Separated at Birth?
Songlines – UK
By Doug DeLoach
They’re not sisters, but The Wailin’ Jennys sound like they must have grown up singing under the same roof together. For the past decade or so, Nicky Mehta, Ruth Moody, and Heather Masse (who replaced Annabelle Chvostek in 2007) have carved out a niche as purveyors of a certain style of North American alt-roots music that evokes a contemplative solitude and breezy attitude. It might be described as ‘Canadiana.’

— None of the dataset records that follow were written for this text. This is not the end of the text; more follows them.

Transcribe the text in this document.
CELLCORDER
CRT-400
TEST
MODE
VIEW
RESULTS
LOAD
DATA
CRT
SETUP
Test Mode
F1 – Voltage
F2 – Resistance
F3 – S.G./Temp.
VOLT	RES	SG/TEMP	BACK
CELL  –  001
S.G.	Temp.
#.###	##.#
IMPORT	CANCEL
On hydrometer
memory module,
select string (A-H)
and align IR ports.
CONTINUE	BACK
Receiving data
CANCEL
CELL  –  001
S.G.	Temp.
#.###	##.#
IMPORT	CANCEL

The 13 songs on Bright Morning Stars (only one of which, the title-track, is not an original composition) are engaging from a melodic standpoint thanks to a relative absence of clichés and easy resolutions. While winsome ballads about lovelorn lasses and sea shanties sung to wave-kissed sailors aren’t exactly mining unexplored veins, the sincerity in the Jennys’ three-part harmonies, the capable instrumentalism and refined intelligence illuminate the beauty that a good poet might resolve from the everyday landscape of life. Ethereal, delicate, dreamy and haunting are the words that spring to mind. That said, jazzy numbers like ‘Cherry Blossom Love’ evoke a very different type of contemplative mood: the kind you’d experience in a smoky lounge with a whiskey in one hand and a cigarette in the other.
Bright Morning Stars has been painstakingly engineered by Mark Howard and David Travers-Smith to rend every last angel’s whisper out of the trio. Younger fans of Alison Krauss and Rosie Stevens will get it, while their elders will reminisce about Jean Ritchie, the Armstrong Family (sisters Jenny and Rebecca) and other female heralds of yore.